MILAN — After its first 10 years, Fondazione Prada is assessing its property — and it is literally sizable.
The foundation created by Miuccia Prada and her husband, Patrizio Bertelli, has held 21 exhibitions by such diverse artists as Tom Sachs, Anish Kapoor, Carsten Höller, Francesco Vezzoli and Mariko Mori, each of which covered a space of almost 11,000 square feet.
"We are looking at becoming increasingly more public," Germano Celant, the foundation's artistic director, said Tuesday during the association's first press conference to present upcoming projects.
Celant did not disclose the value of the works owned, or the foundation's budget, which is privately funded by Miuccia Prada and Bertelli. But a sponsor might be considered at some point, given the nature of the art. Celant, however, dismissed the idea of a financial partner, such as Telecom Italia, which bought 49 percent of the Luna Rossa sailing venture.
Celant was skeptical that a long-time collaboration with the city of Milan would come about. "We've been working with the institutions on a project for the past eight years without making it happen," he said.

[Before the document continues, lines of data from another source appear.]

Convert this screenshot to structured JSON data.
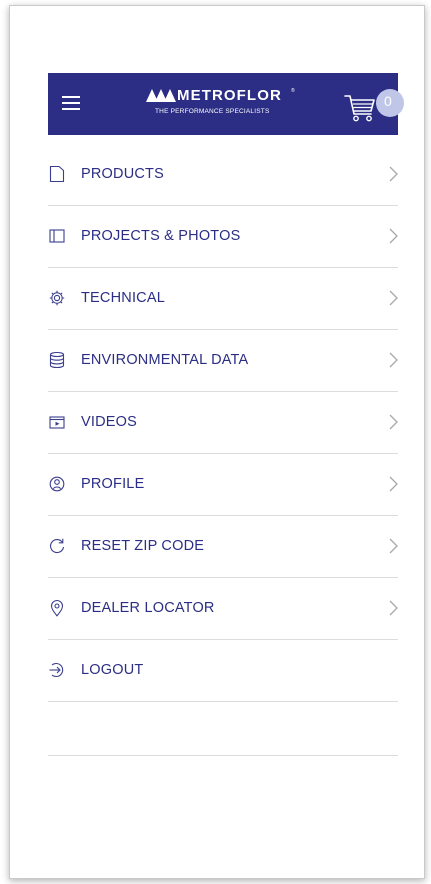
{
  "header": {
    "brand_name": "METROFLOR",
    "brand_reg": "®",
    "brand_tagline": "THE PERFORMANCE SPECIALISTS",
    "cart_count": "0",
    "bar_color": "#2b2e84"
  },
  "menu": {
    "items": [
      {
        "label": "PRODUCTS",
        "icon": "products-icon"
      },
      {
        "label": "PROJECTS & PHOTOS",
        "icon": "photos-icon"
      },
      {
        "label": "TECHNICAL",
        "icon": "gear-icon"
      },
      {
        "label": "ENVIRONMENTAL DATA",
        "icon": "database-icon"
      },
      {
        "label": "VIDEOS",
        "icon": "video-icon"
      },
      {
        "label": "PROFILE",
        "icon": "profile-icon"
      },
      {
        "label": "RESET ZIP CODE",
        "icon": "refresh-icon"
      },
      {
        "label": "DEALER LOCATOR",
        "icon": "location-pin-icon"
      },
      {
        "label": "LOGOUT",
        "icon": "logout-icon"
      }
    ]
  },
  "colors": {
    "accent": "#2b2e84",
    "badge": "#bfc6e8",
    "divider": "#dcdcdc",
    "chevron": "#a8a8a8"
  }
}
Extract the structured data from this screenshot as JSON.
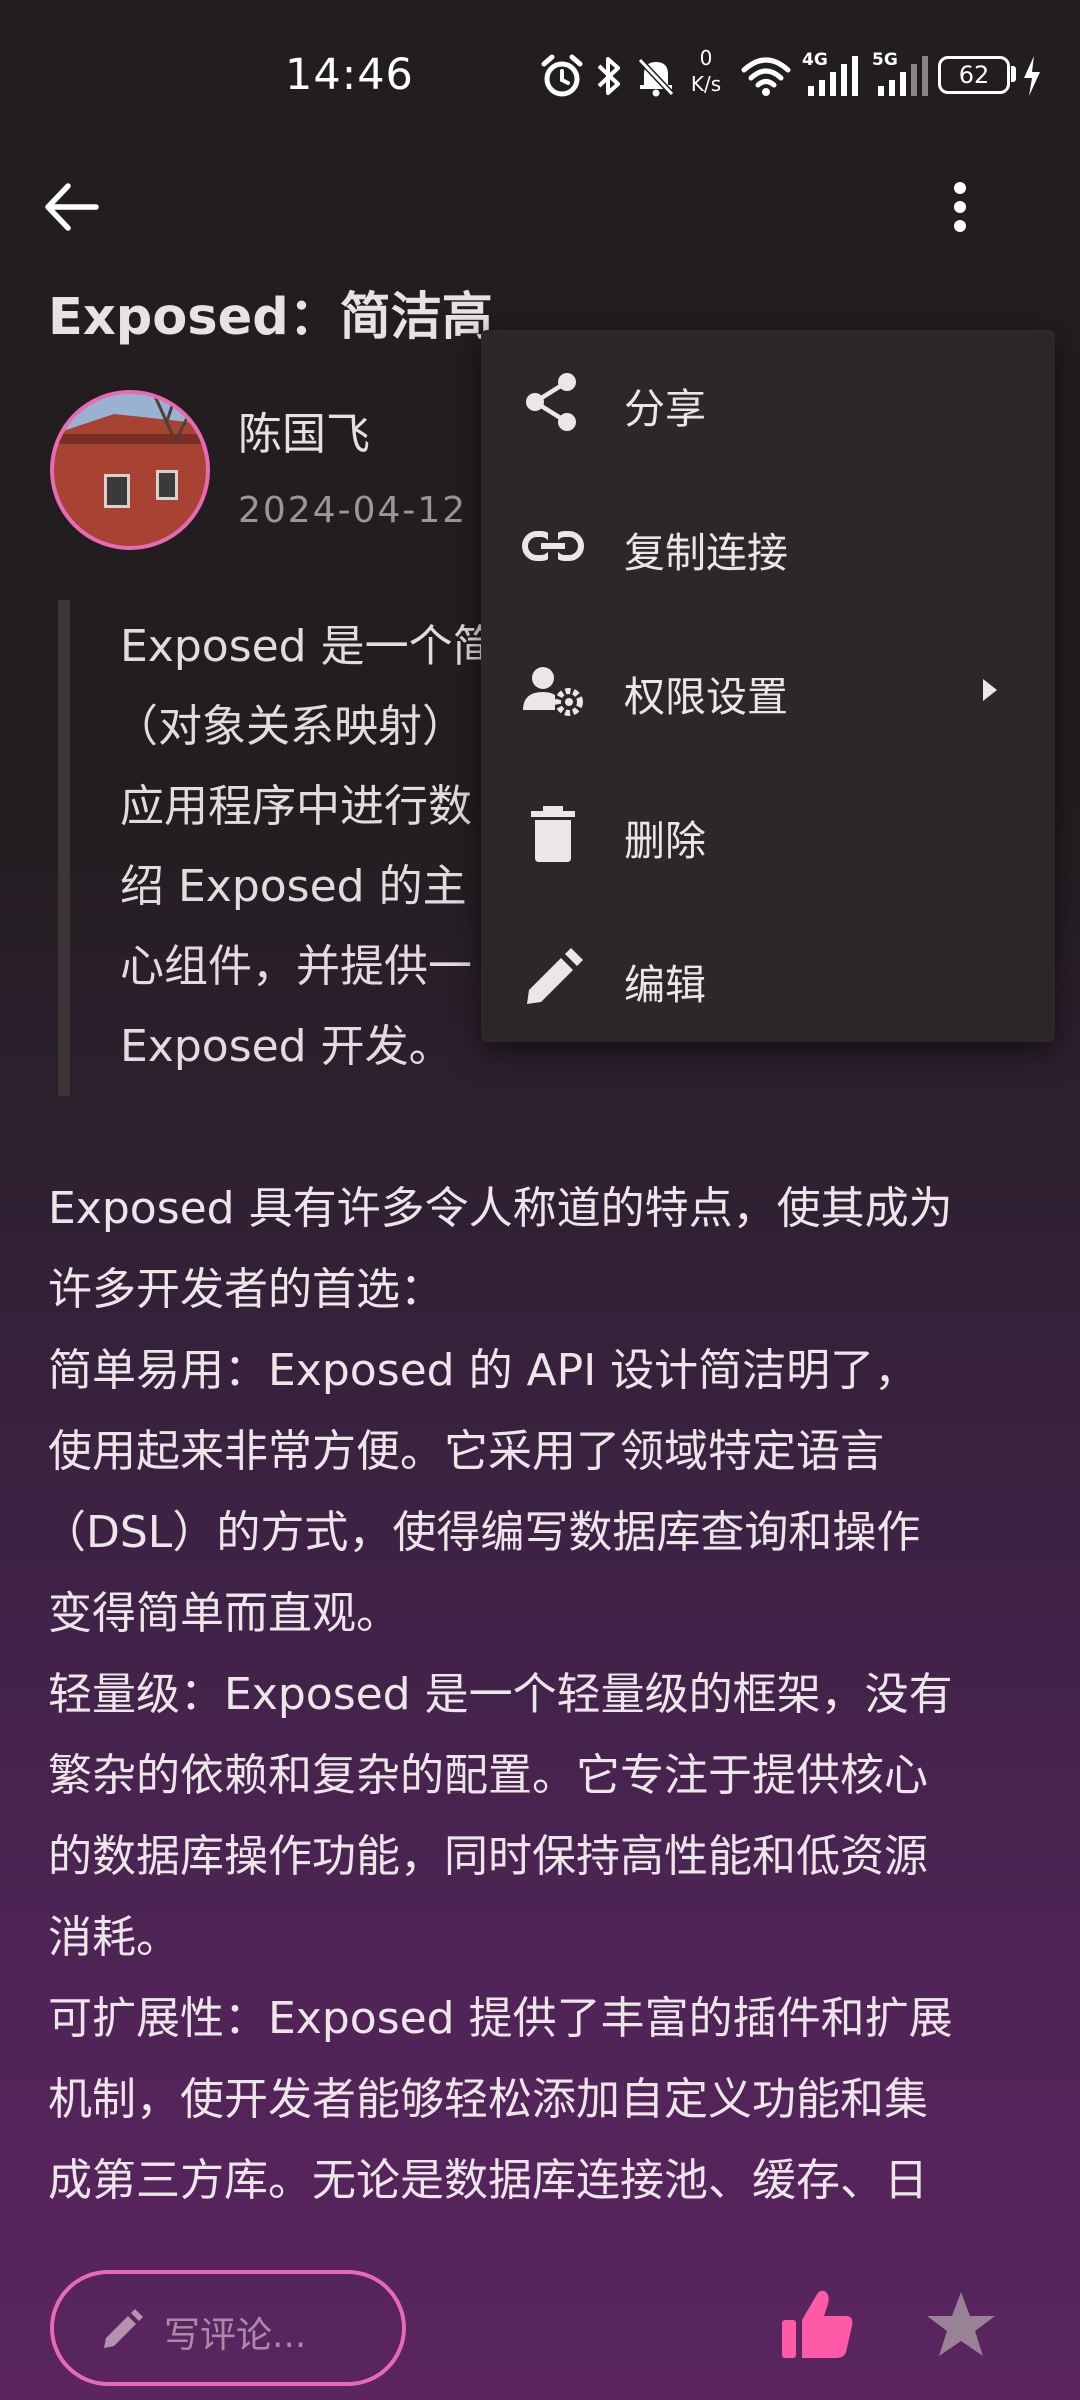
{
  "status_bar": {
    "time": "14:46",
    "net_speed_value": "0",
    "net_speed_unit": "K/s",
    "net_4g": "4G",
    "net_5g": "5G",
    "battery": "62",
    "icons": [
      "alarm-icon",
      "bluetooth-icon",
      "mute-icon",
      "wifi-icon",
      "signal-4g-icon",
      "signal-5g-icon",
      "battery-icon",
      "charging-icon"
    ]
  },
  "app_bar": {
    "back_icon": "arrow-back-icon",
    "more_icon": "more-vertical-icon"
  },
  "article": {
    "title": "Exposed：简洁高",
    "author": "陈国飞",
    "date": "2024-04-12",
    "quote_lines": [
      "Exposed 是一个简",
      "（对象关系映射）",
      "应用程序中进行数",
      "绍 Exposed 的主",
      "心组件，并提供一",
      "Exposed 开发。"
    ],
    "body_lines": [
      "Exposed 具有许多令人称道的特点，使其成为",
      "许多开发者的首选：",
      "简单易用：Exposed 的 API 设计简洁明了，",
      "使用起来非常方便。它采用了领域特定语言",
      "（DSL）的方式，使得编写数据库查询和操作",
      "变得简单而直观。",
      "轻量级：Exposed 是一个轻量级的框架，没有",
      "繁杂的依赖和复杂的配置。它专注于提供核心",
      "的数据库操作功能，同时保持高性能和低资源",
      "消耗。",
      "可扩展性：Exposed 提供了丰富的插件和扩展",
      "机制，使开发者能够轻松添加自定义功能和集",
      "成第三方库。无论是数据库连接池、缓存、日"
    ]
  },
  "menu": {
    "items": [
      {
        "label": "分享",
        "icon": "share-icon"
      },
      {
        "label": "复制连接",
        "icon": "link-icon"
      },
      {
        "label": "权限设置",
        "icon": "user-settings-icon",
        "has_submenu": true
      },
      {
        "label": "删除",
        "icon": "trash-icon"
      },
      {
        "label": "编辑",
        "icon": "pencil-icon"
      }
    ]
  },
  "bottom_bar": {
    "comment_placeholder": "写评论...",
    "comment_icon": "pencil-icon",
    "like_icon": "thumbs-up-icon",
    "favorite_icon": "star-icon"
  },
  "colors": {
    "accent": "#e86ab3",
    "like": "#ff5aa8",
    "menu_bg": "#2c2829",
    "background_top": "#221e20",
    "background_bottom": "#5a2560"
  }
}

"We relish our autonomy and are extremely individualistic. We are not really looking for financial partners, but at the same time we are looking for exhibition spaces and means to display these works in a more public way," said Celant, adding he is not considering turning the foundation into a museum.
Celant previously has said the foundation spends 300,000 to 500,000 euros per project at the most, or $389,000 to $648,000 at current exchange rates.
The foundation is based at Prada's spaces in Milan's Via Fogazzaro, so its exhibitions are necessarily scheduled around the fashion house's calendar and fashion shows. To display all the works, "we would need between 108,000 and 162,000 square feet," said Celant, adding that between 10,000 and 12,000 people visit each exhibition, which usually runs for a little more than a month.
The works, all of which were created by the artists specifically for the foundation, are stored in a number of locations and are extremely costly to reinstall. Höller's "Upside-Down Mushroom Room" has structures that drop from the ceiling and almost graze the floor; Barry McGee uses waste materials such as wrecked cars, old metal sheets and empty bottles, and Mori's "Dream Temple" is life-size.